The use of Vec doesn't matter; the point is that Bar has two fields which don't implement Copy. This doesn't compile:

error[E0507]: cannot move out of borrowed content
  --> derp.rs:15:16
   |
15 |     bar.prev = bar.curr;
   |                ^^^ cannot move out of borrowed content

It's not hard to see why: by moving bar.curr without replacing it immediately, we have to move bar itself, which we're not allowed to do, as it's only borrowed mutably, not actually owned.

However this is a very common use case (in this case -- keeping the last two outputs of a function, for example) and I feel like there must be an idiomatic Rust use case. I realize this can be gotten around by using a single tuple (curr, prev) and assigning it at once, but (supposing the function foo was written long after the struct Bar has been in use) the refactoring could be pretty frustrating.

Assigning two values at once doesn't seem legal: the code (bar.prev, bar.curr) = (bar.curr, next) doesn't compile as the left side isn't a legal left-hand-side value.

It is somewhat interesting that the following code compiles:

pub struct Bar {
    curr: Vec<i32>,
    prev: Vec<i32>,
}

pub fn main() {
    let b = Bar { curr: vec![1, 2, 3], prev: vec![2, 3, 4] };

    foo(b);
}

pub fn foo(mut bar: Bar) -> Bar {
    let next = vec![3, 4, 5];

    bar.prev = bar.curr;
    bar.curr = next;

    bar
}

While the line bar.prev = bar.curr seems to require move privileges, it doesn't seem to use them, as the following line bar.curr = next shouldn't compile if bar has been moved.

Additionally, if you take the bar.curr = next line out, it no longer compiles (bar is returned after being moved), so it seems like the compiler is smart enough to figure out how to resolve this issue (that the fields all end up stably assigned), but can't do the same task for mutable pointers.

So I guess (a) is this a bug, (b) is this a known bug, and (c) is there a workaround so I can still do this with mutable pointers?

Answer 1

Use std::mem::replace or std::mem::swap.

pub fn foo(bar: &mut Bar) {
    use std::mem;
    let next = vec![3, 4, 5];
    bar.prev = mem::replace(&mut bar.curr, next);
}

It is somewhat interesting that the following code compiles [...]

This is because you own the structure, so the compiler can safely break it apart. It can't do this when the structure is borrowed or behind some kind of pointer.
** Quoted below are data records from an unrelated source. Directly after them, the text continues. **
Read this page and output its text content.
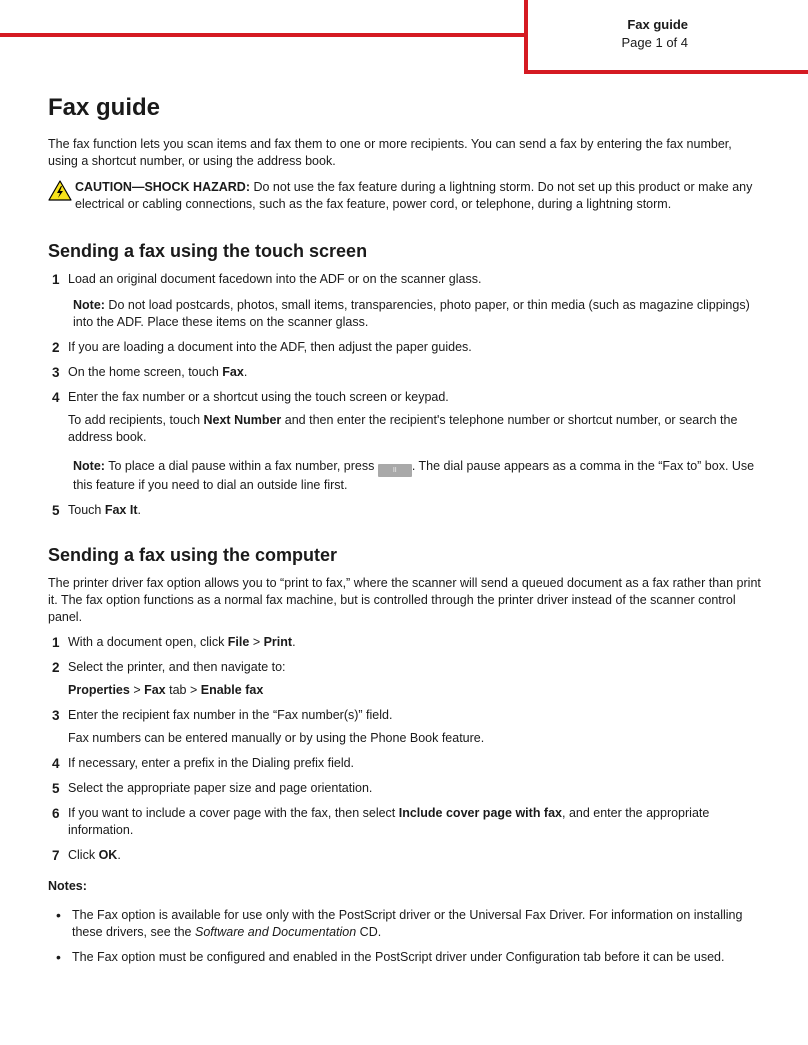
Fax guide
Page 1 of 4
Fax guide

The fax function lets you scan items and fax them to one or more recipients. You can send a fax by entering the fax number, using a shortcut number, or using the address book.

CAUTION—SHOCK HAZARD: Do not use the fax feature during a lightning storm. Do not set up this product or make any electrical or cabling connections, such as the fax feature, power cord, or telephone, during a lightning storm.
Sending a fax using the touch screen
1 Load an original document facedown into the ADF or on the scanner glass.
Note: Do not load postcards, photos, small items, transparencies, photo paper, or thin media (such as magazine clippings) into the ADF. Place these items on the scanner glass.
2 If you are loading a document into the ADF, then adjust the paper guides.
3 On the home screen, touch Fax.
4 Enter the fax number or a shortcut using the touch screen or keypad.
To add recipients, touch Next Number and then enter the recipient's telephone number or shortcut number, or search the address book.
Note: To place a dial pause within a fax number, press II . The dial pause appears as a comma in the “Fax to” box. Use this feature if you need to dial an outside line first.
5 Touch Fax It.
Sending a fax using the computer

The printer driver fax option allows you to “print to fax,” where the scanner will send a queued document as a fax rather than print it. The fax option functions as a normal fax machine, but is controlled through the printer driver instead of the scanner control panel.

1 With a document open, click File > Print.
2 Select the printer, and then navigate to:
Properties > Fax tab > Enable fax
3 Enter the recipient fax number in the “Fax number(s)” field.
Fax numbers can be entered manually or by using the Phone Book feature.
4 If necessary, enter a prefix in the Dialing prefix field.
5 Select the appropriate paper size and page orientation.
6 If you want to include a cover page with the fax, then select Include cover page with fax, and enter the appropriate information.
7 Click OK.
Notes:
• The Fax option is available for use only with the PostScript driver or the Universal Fax Driver. For information on installing these drivers, see the Software and Documentation CD.
• The Fax option must be configured and enabled in the PostScript driver under Configuration tab before it can be used.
The key question is: what happens if you panic half-way through a modification (answer: it's possible code higher in the call stack could observe the invalid value, and Rust won't allow that to happen).

This isn't a bug, it's just how Rust works.

Answer 2

You can use std::mem::swap:

pub fn foo(bar: &mut Bar) {
    let next = vec![3, 4, 5];

    std::mem::swap(&mut bar.prev, &mut bar.curr);
    bar.curr = next;
}